K November 11, 2015, 11:43 am
I like this. Sometimes my boyfriend does things that annoy me, like he doesn’t shut his dresser drawers, just leaves them open. He gets water all over the floor after he showers. I’ve mentioned those things to him before, but he hasn’t really changed and I don’t want to be a nag. It hasn’t bothered me enough for me to keep bringing it up. Easier for me to just shut the drawers myself, etc.
Diablo November 10, 2015, 9:37 am
Two observations: 1) The bidding thing reminds me of the most basic tenet of improvisation (in comedy or music): no blocking and no wimping. When someone makes an offer, you don’t refuse and you don’t participate half-heartedly. You run with it and try to turn it to an offer for them, so the dance/play continues. because it doesn’t stop once your offer is accepted – there is always another coming back your way. 2) Regarding the notion that good relationships require lots of hard work, it’s a bit like how we view work in the broader sense. We all know we are supposed to do something we love in our careers, but most of us don’t most of the time. We work for money, and we don’ end up too happy. If your marriage is held together by “reasons” (the kids economic security, a sense of wanting to be married, etc), then the work seems like work and is hard. If you love what you do (or who), then yes, technically it still counts as work, but it is work you love to do and it doesn’t feel hard.

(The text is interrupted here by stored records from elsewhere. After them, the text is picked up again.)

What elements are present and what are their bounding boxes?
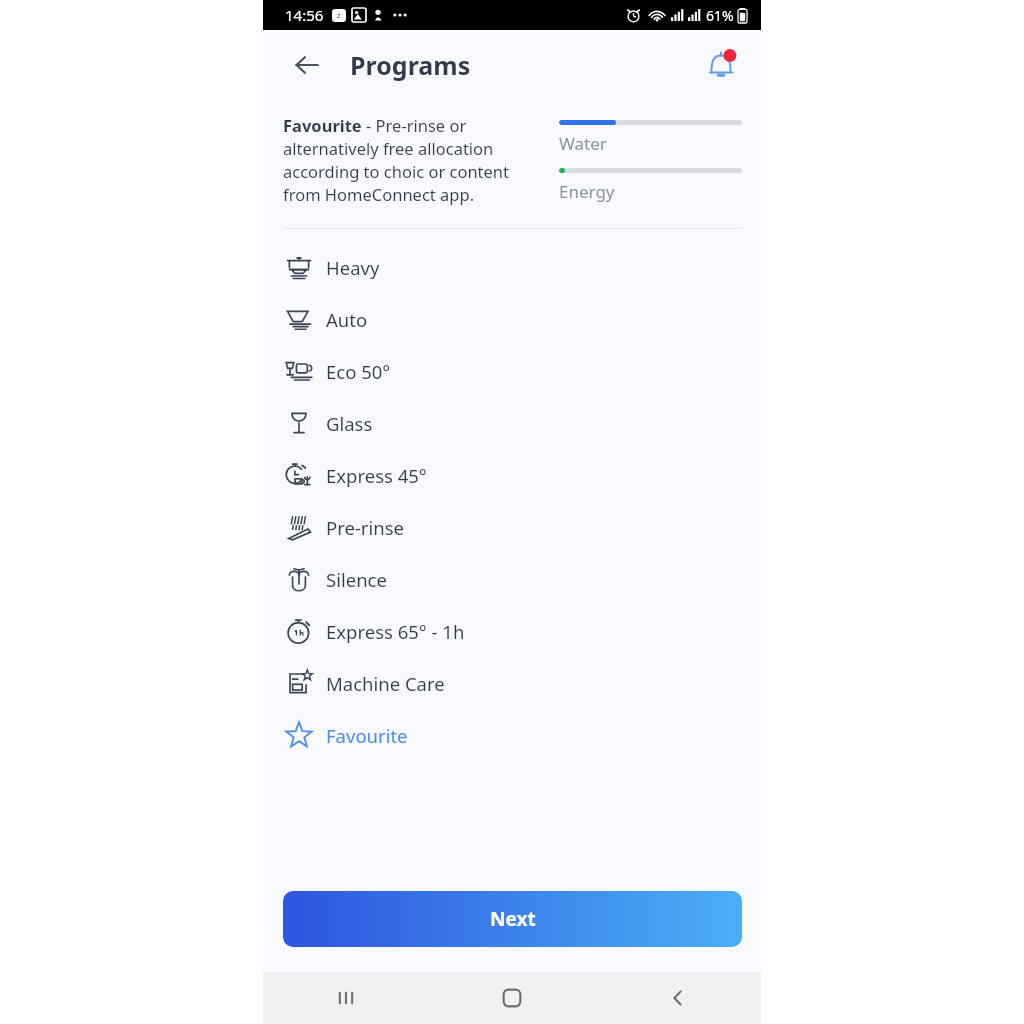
button[interactable]: Machine Care bbox=[263, 657, 761, 709]
staticText: Express 45° bbox=[326, 463, 427, 488]
staticText: Favourite - Pre-rinse or alternatively f… bbox=[283, 114, 545, 206]
button[interactable]: Express 65° - 1h bbox=[263, 605, 761, 657]
button[interactable]: Heavy bbox=[263, 241, 761, 293]
button[interactable]: Pre-rinse bbox=[263, 501, 761, 553]
staticText: 14:56 bbox=[285, 5, 324, 25]
button[interactable]: Back bbox=[595, 972, 761, 1024]
staticText: Pre-rinse bbox=[326, 515, 404, 540]
button[interactable]: Express 45° bbox=[263, 449, 761, 501]
button[interactable]: Favourite bbox=[263, 709, 761, 761]
staticText: Glass bbox=[326, 411, 373, 436]
staticText: Eco 50° bbox=[326, 359, 391, 384]
button[interactable]: Glass bbox=[263, 397, 761, 449]
staticText: Auto bbox=[326, 307, 368, 332]
button[interactable]: Next bbox=[283, 891, 742, 947]
staticText: Energy bbox=[559, 180, 615, 203]
staticText: Programs bbox=[350, 48, 471, 82]
button[interactable]: Auto bbox=[263, 293, 761, 345]
staticText: Machine Care bbox=[326, 671, 445, 696]
button[interactable]: Eco 50° bbox=[263, 345, 761, 397]
button[interactable]: Back bbox=[285, 43, 329, 87]
staticText: Next bbox=[490, 906, 536, 932]
button[interactable]: Silence bbox=[263, 553, 761, 605]
button[interactable]: Home bbox=[429, 972, 595, 1024]
staticText: Silence bbox=[326, 567, 387, 592]
button[interactable]: Notifications bbox=[697, 41, 745, 89]
staticText: Favourite bbox=[326, 723, 408, 748]
staticText: Water bbox=[559, 132, 607, 155]
staticText: Express 65° - 1h bbox=[326, 619, 465, 644]
staticText: 61% bbox=[706, 6, 734, 25]
staticText: z bbox=[337, 11, 341, 21]
button[interactable]: Recent apps bbox=[263, 972, 429, 1024]
staticText: Heavy bbox=[326, 255, 380, 280]
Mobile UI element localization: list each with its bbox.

Nookie November 10, 2015, 10:29 am
Diablo for President!
Diablo November 10, 2015, 10:52 am
Thanks, although i prefer the term Benevolent Despot.
RedRoverRedRover November 10, 2015, 11:01 am
Hey hey hey! We just got rid of our (not-so-)benevolent despot! Don’t go invoking him in case you bring his wrath back down on us!
Nookie November 10, 2015, 11:02 am
Diablo for Benevolent Despot!
Skyblossom November 10, 2015, 1:30 pm
YES!
Skyblossom November 11, 2015, 10:19 am
I love to read Dr. Gottman’s research findings! He is one of my favorites. I’ve read this before and found it fascinating. More and more I wonder if it isn’t just as big a problem to have a partner who doesn’t make bids in the first place. A partner who is too involved with their phone or a partner who makes bids to other people. My cousin would share everything with her mom instead of her husband. There are those who share with their friends instead of their partner. Not that you cant’ share with both but I think there needs to be a level that is skewed to the partner over others.